De choses et d'autres : un sou est un sou


Ma femme, qui gère les comptes et donc à ce titre se charge de toutes les dépenses du foyer (façon diplomatique de reconnaître que c’est elle qui fait les courses dans 80 % des cas), s’est étonnée au moment de payer par carte bancaire d’un message sur le lecteur. Il lui proposait d’arrondir le montant à l’euro supérieur et de ce fait reverser le surplus, soit quelques centimes, à une association partenaire de l’enseigne.
Hasard de son shopping, elle a été confrontée à deux reprises à ce phénomène, d’abord à Maisons du Monde puis chez Jules. « L’arrondi » est un programme lancé depuis quelques années par la start-up Microdon. Et justement les deux enseignes viennent de rejoindre le mouvement depuis février dernier. L’objectif, louable, est « d’offrir la possibilité aux Français de faire des microdons de manière spontanée à partir des actes de la vie courante. »

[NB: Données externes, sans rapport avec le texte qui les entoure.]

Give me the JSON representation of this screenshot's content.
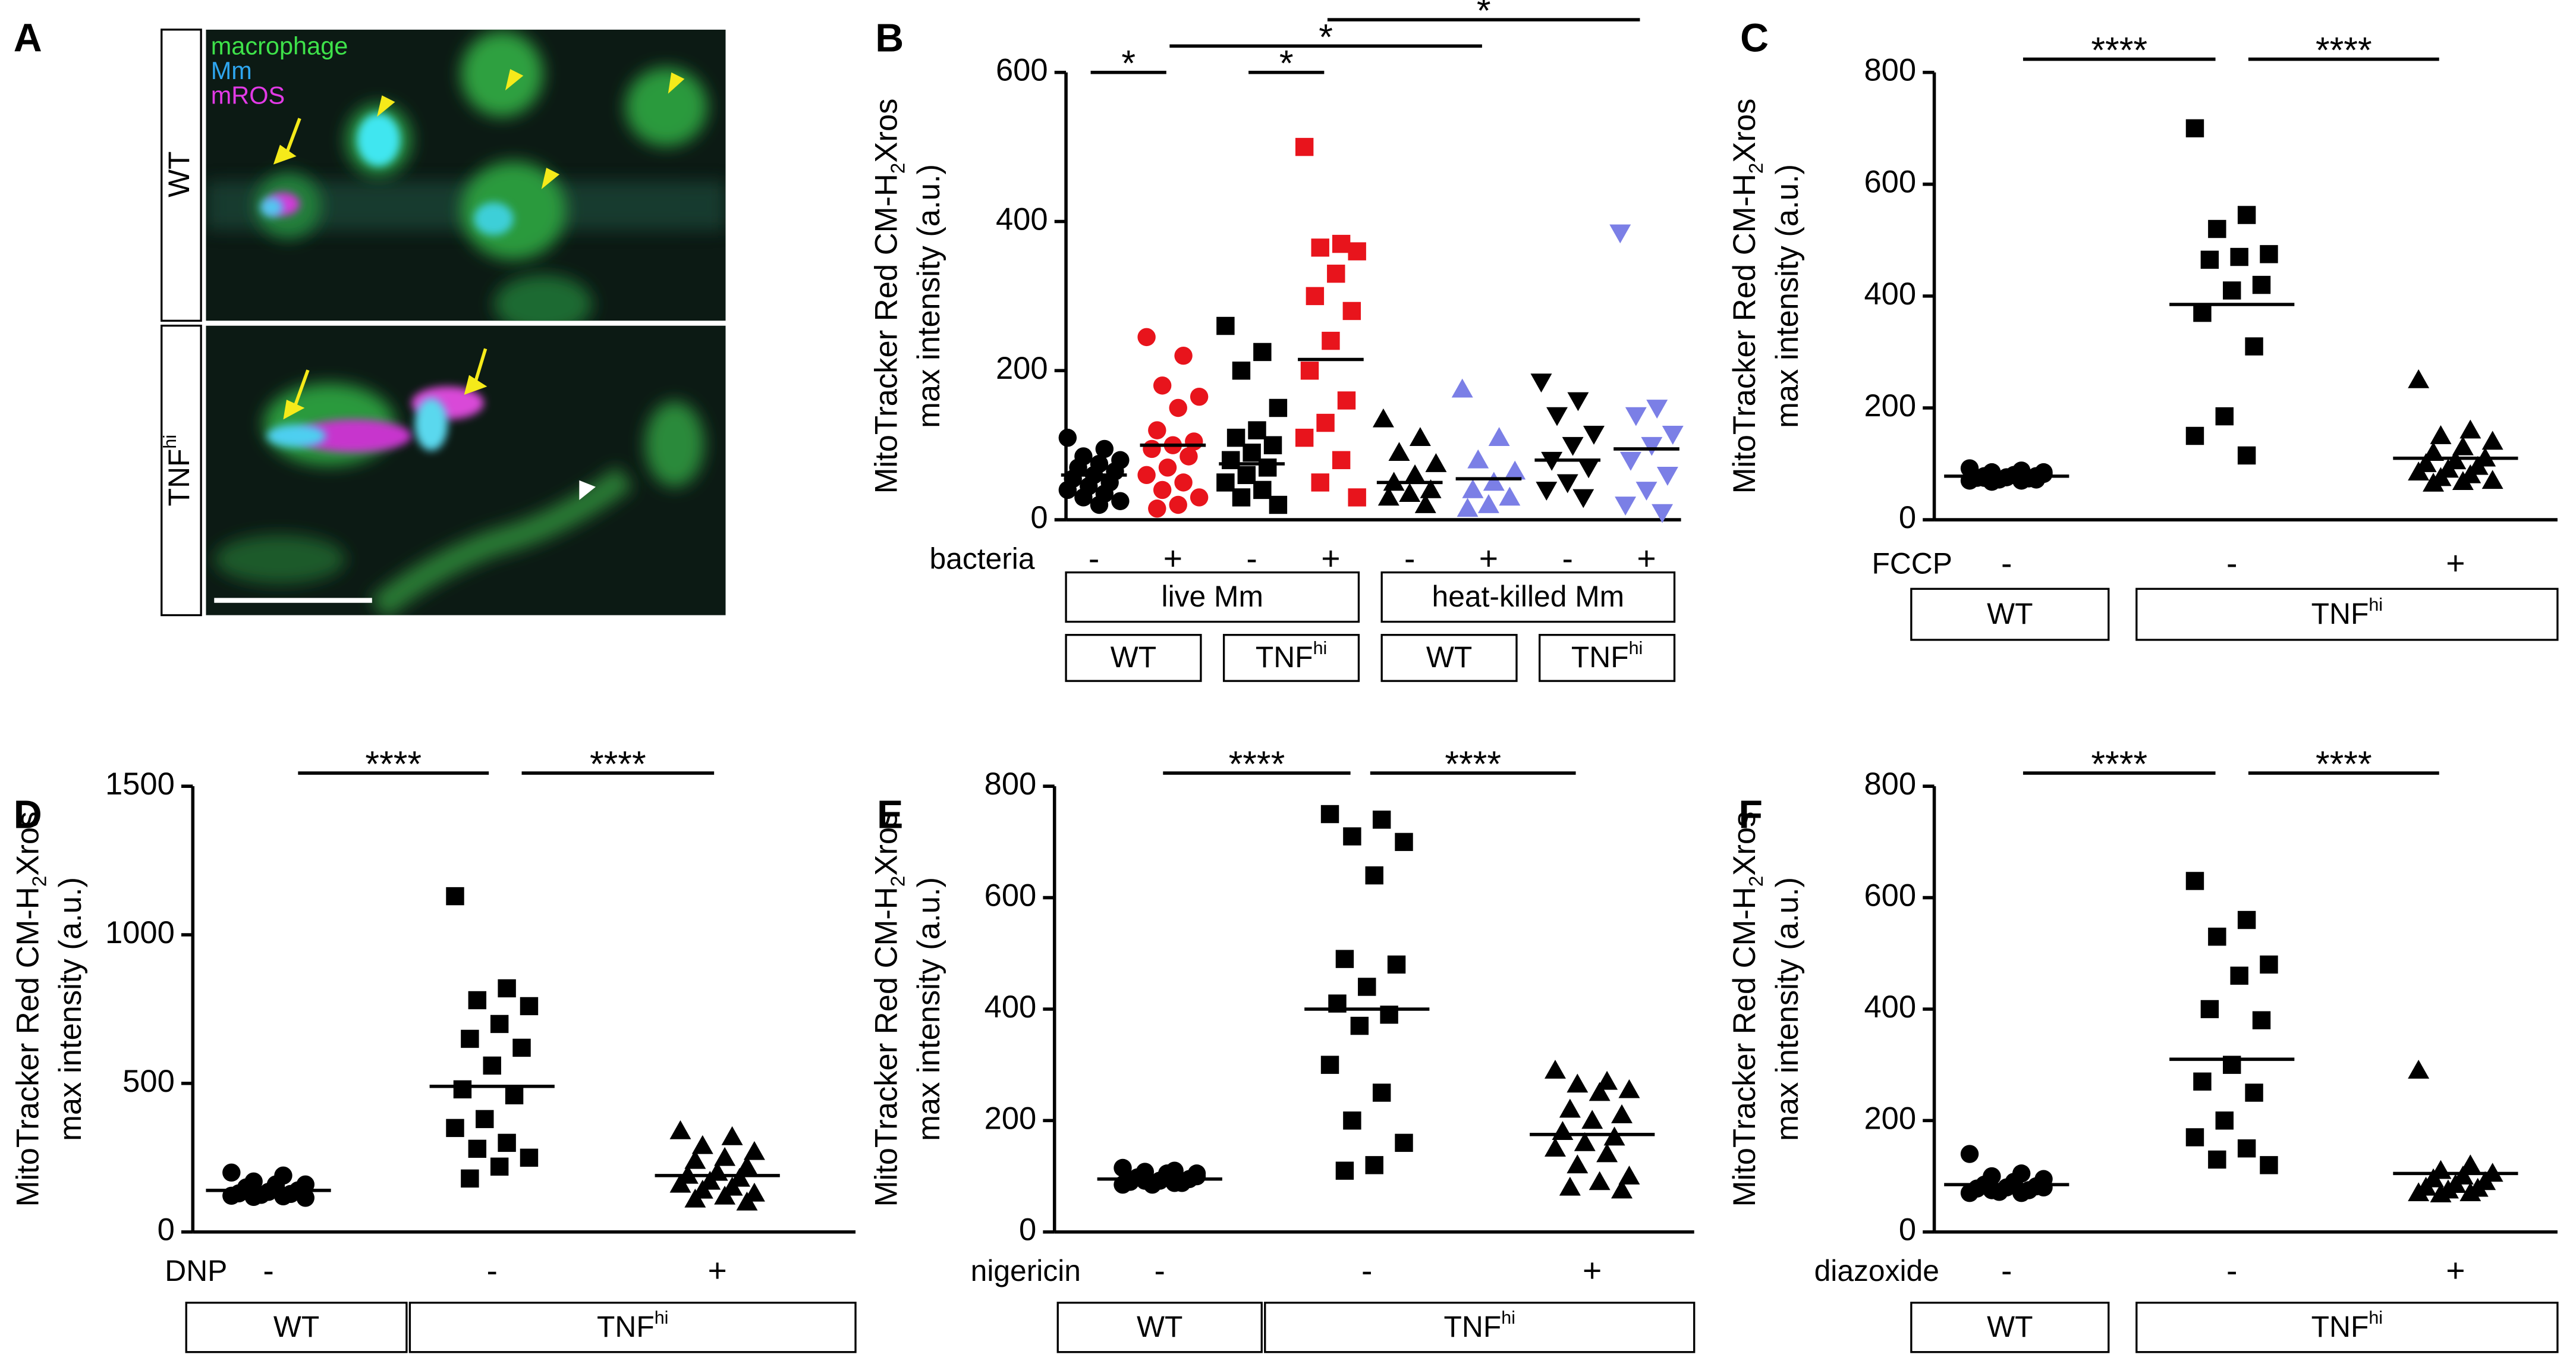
{
  "image_panel": {
    "panel": "A",
    "legend": [
      "macrophage",
      "Mm",
      "mROS"
    ],
    "rows": [
      {
        "label": "WT"
      },
      {
        "label": "TNF",
        "sup": "hi"
      }
    ]
  },
  "chart_data": [
    {
      "type": "dot",
      "panel": "B",
      "ylabel": [
        "MitoTracker Red CM-H",
        "2",
        "Xros",
        "max intensity (a.u.)"
      ],
      "ylim": [
        0,
        600
      ],
      "yticks": [
        0,
        200,
        400,
        600
      ],
      "treatment": {
        "label": "bacteria",
        "values": [
          "-",
          "+",
          "-",
          "+",
          "-",
          "+",
          "-",
          "+"
        ]
      },
      "series": [
        {
          "marker": "circle",
          "color": "#000000",
          "values": [
            110,
            95,
            85,
            80,
            75,
            70,
            65,
            60,
            55,
            50,
            45,
            40,
            35,
            30,
            25,
            20
          ],
          "median": 60
        },
        {
          "marker": "circle",
          "color": "#e8141c",
          "values": [
            245,
            220,
            180,
            165,
            150,
            120,
            105,
            100,
            95,
            85,
            70,
            60,
            50,
            40,
            30,
            20,
            15
          ],
          "median": 100
        },
        {
          "marker": "square",
          "color": "#000000",
          "values": [
            260,
            225,
            200,
            150,
            120,
            110,
            100,
            90,
            80,
            70,
            60,
            50,
            40,
            30,
            20
          ],
          "median": 75
        },
        {
          "marker": "square",
          "color": "#e8141c",
          "values": [
            500,
            370,
            365,
            360,
            330,
            300,
            280,
            240,
            200,
            160,
            130,
            110,
            80,
            50,
            30
          ],
          "median": 215
        },
        {
          "marker": "triangle",
          "color": "#000000",
          "values": [
            135,
            110,
            90,
            75,
            60,
            50,
            40,
            35,
            30,
            20
          ],
          "median": 50
        },
        {
          "marker": "triangle",
          "color": "#7b7fe6",
          "values": [
            175,
            110,
            80,
            65,
            50,
            40,
            30,
            20,
            15
          ],
          "median": 55
        },
        {
          "marker": "triangle-down",
          "color": "#000000",
          "values": [
            185,
            160,
            140,
            115,
            100,
            80,
            70,
            50,
            40,
            30
          ],
          "median": 80
        },
        {
          "marker": "triangle-down",
          "color": "#7b7fe6",
          "values": [
            385,
            150,
            140,
            115,
            100,
            80,
            60,
            40,
            20,
            10
          ],
          "median": 95
        }
      ],
      "significance": [
        {
          "groups": [
            0,
            1
          ],
          "label": "*"
        },
        {
          "groups": [
            2,
            3
          ],
          "label": "*"
        },
        {
          "groups": [
            1,
            5
          ],
          "label": "*"
        },
        {
          "groups": [
            3,
            7
          ],
          "label": "*"
        }
      ],
      "box_rows": [
        [
          {
            "label": "live Mm",
            "groups": [
              0,
              3
            ]
          },
          {
            "label": "heat-killed Mm",
            "groups": [
              4,
              7
            ]
          }
        ],
        [
          {
            "label": "WT",
            "groups": [
              0,
              1
            ]
          },
          {
            "label": "TNF",
            "sup": "hi",
            "groups": [
              2,
              3
            ]
          },
          {
            "label": "WT",
            "groups": [
              4,
              5
            ]
          },
          {
            "label": "TNF",
            "sup": "hi",
            "groups": [
              6,
              7
            ]
          }
        ]
      ]
    },
    {
      "type": "dot",
      "panel": "C",
      "ylabel": [
        "MitoTracker Red CM-H",
        "2",
        "Xros",
        "max intensity (a.u.)"
      ],
      "ylim": [
        0,
        800
      ],
      "yticks": [
        0,
        200,
        400,
        600,
        800
      ],
      "treatment": {
        "label": "FCCP",
        "values": [
          "-",
          "-",
          "+"
        ]
      },
      "series": [
        {
          "marker": "circle",
          "color": "#000000",
          "values": [
            92,
            88,
            85,
            82,
            80,
            78,
            78,
            76,
            75,
            74,
            72,
            70,
            70,
            68,
            85,
            80,
            75,
            72
          ],
          "median": 78
        },
        {
          "marker": "square",
          "color": "#000000",
          "values": [
            700,
            545,
            520,
            475,
            470,
            465,
            420,
            410,
            370,
            310,
            185,
            150,
            115
          ],
          "median": 385
        },
        {
          "marker": "triangle",
          "color": "#000000",
          "values": [
            250,
            160,
            150,
            140,
            130,
            120,
            110,
            105,
            100,
            95,
            90,
            85,
            80,
            75,
            70,
            68,
            65
          ],
          "median": 110
        }
      ],
      "significance": [
        {
          "groups": [
            0,
            1
          ],
          "label": "****"
        },
        {
          "groups": [
            1,
            2
          ],
          "label": "****"
        }
      ],
      "box_rows": [
        [
          {
            "label": "WT",
            "groups": [
              0,
              0
            ]
          },
          {
            "label": "TNF",
            "sup": "hi",
            "groups": [
              1,
              2
            ]
          }
        ]
      ]
    },
    {
      "type": "dot",
      "panel": "D",
      "ylabel": [
        "MitoTracker Red CM-H",
        "2",
        "Xros",
        "max intensity (a.u.)"
      ],
      "ylim": [
        0,
        1500
      ],
      "yticks": [
        0,
        500,
        1000,
        1500
      ],
      "treatment": {
        "label": "DNP",
        "values": [
          "-",
          "-",
          "+"
        ]
      },
      "series": [
        {
          "marker": "circle",
          "color": "#000000",
          "values": [
            200,
            190,
            170,
            160,
            150,
            145,
            140,
            135,
            130,
            128,
            125,
            122,
            120,
            118,
            115,
            160,
            150
          ],
          "median": 140
        },
        {
          "marker": "square",
          "color": "#000000",
          "values": [
            1130,
            820,
            780,
            760,
            700,
            650,
            620,
            560,
            480,
            460,
            380,
            350,
            300,
            280,
            250,
            220,
            180
          ],
          "median": 490
        },
        {
          "marker": "triangle",
          "color": "#000000",
          "values": [
            340,
            320,
            290,
            270,
            250,
            240,
            220,
            200,
            190,
            180,
            170,
            160,
            150,
            140,
            130,
            120,
            110,
            100
          ],
          "median": 190
        }
      ],
      "significance": [
        {
          "groups": [
            0,
            1
          ],
          "label": "****"
        },
        {
          "groups": [
            1,
            2
          ],
          "label": "****"
        }
      ],
      "box_rows": [
        [
          {
            "label": "WT",
            "groups": [
              0,
              0
            ]
          },
          {
            "label": "TNF",
            "sup": "hi",
            "groups": [
              1,
              2
            ]
          }
        ]
      ]
    },
    {
      "type": "dot",
      "panel": "E",
      "ylabel": [
        "MitoTracker Red CM-H",
        "2",
        "Xros",
        "max intensity (a.u.)"
      ],
      "ylim": [
        0,
        800
      ],
      "yticks": [
        0,
        200,
        400,
        600,
        800
      ],
      "treatment": {
        "label": "nigericin",
        "values": [
          "-",
          "-",
          "+"
        ]
      },
      "series": [
        {
          "marker": "circle",
          "color": "#000000",
          "values": [
            115,
            110,
            108,
            105,
            100,
            98,
            95,
            92,
            90,
            88,
            85,
            85,
            88,
            92,
            100,
            105
          ],
          "median": 95
        },
        {
          "marker": "square",
          "color": "#000000",
          "values": [
            750,
            740,
            710,
            700,
            640,
            490,
            480,
            440,
            410,
            390,
            370,
            300,
            250,
            200,
            160,
            120,
            110
          ],
          "median": 400
        },
        {
          "marker": "triangle",
          "color": "#000000",
          "values": [
            290,
            270,
            265,
            255,
            250,
            220,
            210,
            200,
            180,
            170,
            160,
            150,
            140,
            120,
            100,
            90,
            80,
            75
          ],
          "median": 175
        }
      ],
      "significance": [
        {
          "groups": [
            0,
            1
          ],
          "label": "****"
        },
        {
          "groups": [
            1,
            2
          ],
          "label": "****"
        }
      ],
      "box_rows": [
        [
          {
            "label": "WT",
            "groups": [
              0,
              0
            ]
          },
          {
            "label": "TNF",
            "sup": "hi",
            "groups": [
              1,
              2
            ]
          }
        ]
      ]
    },
    {
      "type": "dot",
      "panel": "F",
      "ylabel": [
        "MitoTracker Red CM-H",
        "2",
        "Xros",
        "max intensity (a.u.)"
      ],
      "ylim": [
        0,
        800
      ],
      "yticks": [
        0,
        200,
        400,
        600,
        800
      ],
      "treatment": {
        "label": "diazoxide",
        "values": [
          "-",
          "-",
          "+"
        ]
      },
      "series": [
        {
          "marker": "circle",
          "color": "#000000",
          "values": [
            140,
            105,
            100,
            95,
            90,
            85,
            82,
            80,
            78,
            75,
            72,
            70,
            70,
            75,
            80,
            85
          ],
          "median": 85
        },
        {
          "marker": "square",
          "color": "#000000",
          "values": [
            630,
            560,
            530,
            480,
            460,
            400,
            380,
            300,
            270,
            250,
            200,
            170,
            150,
            130,
            120
          ],
          "median": 310
        },
        {
          "marker": "triangle",
          "color": "#000000",
          "values": [
            290,
            120,
            110,
            105,
            100,
            95,
            90,
            85,
            80,
            78,
            75,
            70,
            70,
            68
          ],
          "median": 105
        }
      ],
      "significance": [
        {
          "groups": [
            0,
            1
          ],
          "label": "****"
        },
        {
          "groups": [
            1,
            2
          ],
          "label": "****"
        }
      ],
      "box_rows": [
        [
          {
            "label": "WT",
            "groups": [
              0,
              0
            ]
          },
          {
            "label": "TNF",
            "sup": "hi",
            "groups": [
              1,
              2
            ]
          }
        ]
      ]
    }
  ]
}
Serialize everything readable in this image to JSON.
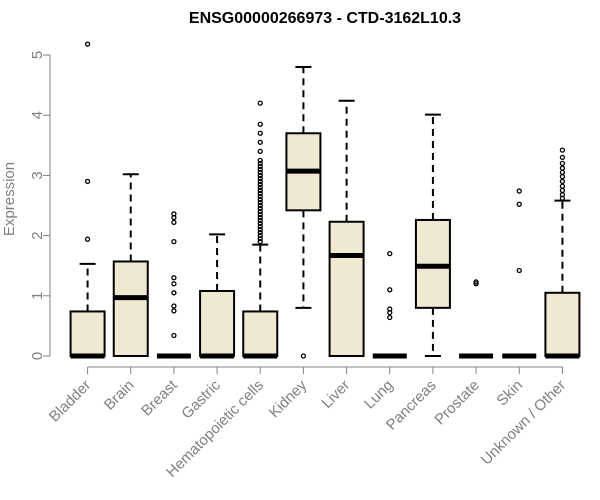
{
  "chart_data": {
    "type": "boxplot",
    "title": "ENSG00000266973 - CTD-3162L10.3",
    "xlabel": "",
    "ylabel": "Expression",
    "ylim": [
      0,
      5
    ],
    "yticks": [
      0,
      1,
      2,
      3,
      4,
      5
    ],
    "grid": false,
    "colors": {
      "box_fill": "#efe9d1",
      "box_stroke": "#000000",
      "axis": "#808080"
    },
    "categories": [
      "Bladder",
      "Brain",
      "Breast",
      "Gastric",
      "Hematopoietic cells",
      "Kidney",
      "Liver",
      "Lung",
      "Pancreas",
      "Prostate",
      "Skin",
      "Unknown / Other"
    ],
    "boxes": [
      {
        "q1": 0,
        "median": 0,
        "q3": 0.74,
        "whisker_low": 0,
        "whisker_high": 1.53,
        "outliers": [
          1.94,
          2.9,
          5.18
        ]
      },
      {
        "q1": 0,
        "median": 0.97,
        "q3": 1.57,
        "whisker_low": 0,
        "whisker_high": 3.02,
        "outliers": []
      },
      {
        "q1": 0,
        "median": 0,
        "q3": 0,
        "whisker_low": 0,
        "whisker_high": 0,
        "outliers": [
          0.34,
          0.75,
          0.83,
          1.05,
          1.2,
          1.3,
          1.9,
          2.22,
          2.3,
          2.36
        ]
      },
      {
        "q1": 0,
        "median": 0,
        "q3": 1.08,
        "whisker_low": 0,
        "whisker_high": 2.02,
        "outliers": []
      },
      {
        "q1": 0,
        "median": 0,
        "q3": 0.74,
        "whisker_low": 0,
        "whisker_high": 1.85,
        "outliers": [
          1.9,
          1.95,
          2.0,
          2.05,
          2.1,
          2.15,
          2.2,
          2.25,
          2.3,
          2.35,
          2.4,
          2.45,
          2.5,
          2.55,
          2.6,
          2.65,
          2.7,
          2.75,
          2.8,
          2.85,
          2.9,
          2.95,
          3.0,
          3.05,
          3.1,
          3.15,
          3.2,
          3.25,
          3.4,
          3.55,
          3.7,
          3.85,
          4.2
        ]
      },
      {
        "q1": 2.42,
        "median": 3.07,
        "q3": 3.7,
        "whisker_low": 0.8,
        "whisker_high": 4.8,
        "outliers": [
          0
        ]
      },
      {
        "q1": 0,
        "median": 1.67,
        "q3": 2.23,
        "whisker_low": 0,
        "whisker_high": 4.24,
        "outliers": []
      },
      {
        "q1": 0,
        "median": 0,
        "q3": 0,
        "whisker_low": 0,
        "whisker_high": 0,
        "outliers": [
          0.64,
          0.72,
          0.78,
          1.1,
          1.7
        ]
      },
      {
        "q1": 0.8,
        "median": 1.49,
        "q3": 2.26,
        "whisker_low": 0,
        "whisker_high": 4.01,
        "outliers": []
      },
      {
        "q1": 0,
        "median": 0,
        "q3": 0,
        "whisker_low": 0,
        "whisker_high": 0,
        "outliers": [
          1.2,
          1.23
        ]
      },
      {
        "q1": 0,
        "median": 0,
        "q3": 0,
        "whisker_low": 0,
        "whisker_high": 0,
        "outliers": [
          1.42,
          2.52,
          2.74
        ]
      },
      {
        "q1": 0,
        "median": 0,
        "q3": 1.05,
        "whisker_low": 0,
        "whisker_high": 2.58,
        "outliers": [
          2.62,
          2.68,
          2.75,
          2.82,
          2.9,
          2.98,
          3.05,
          3.12,
          3.2,
          3.3,
          3.42
        ]
      }
    ]
  }
}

Quand on achète donc mais aussi chaque mois quand on perçoit son salaire ou que la banque fait le décompte mensuel. Dans ces deux autres cas, l’arrondi se fait à la baisse. Les entreprises, après accord des salariés, au lieu de verser, par exemple dans le cas d’un smic, 1480,27 euros au salarié, n’en vire que 1480, les 27 centimes sont collectés pour une association. Individuellement cela ne représente pas grand-chose, mais si l’entreprise est importante, cela chiffre rapidement. Microdon a ainsi collecté 1M€ en 2014 redistribués à 250 associations participantes. Une façon simple de faire des bonnes actions. L’ancêtre de la boîte à centimes en quelque sorte dans laquelle nous mettions toute notre ferraille et qui, une fois l’an, était donnée au plus méritant des enfants pour convertir le tout en bonbons pour les plus frivoles, en livret A pour les plus prévoyants.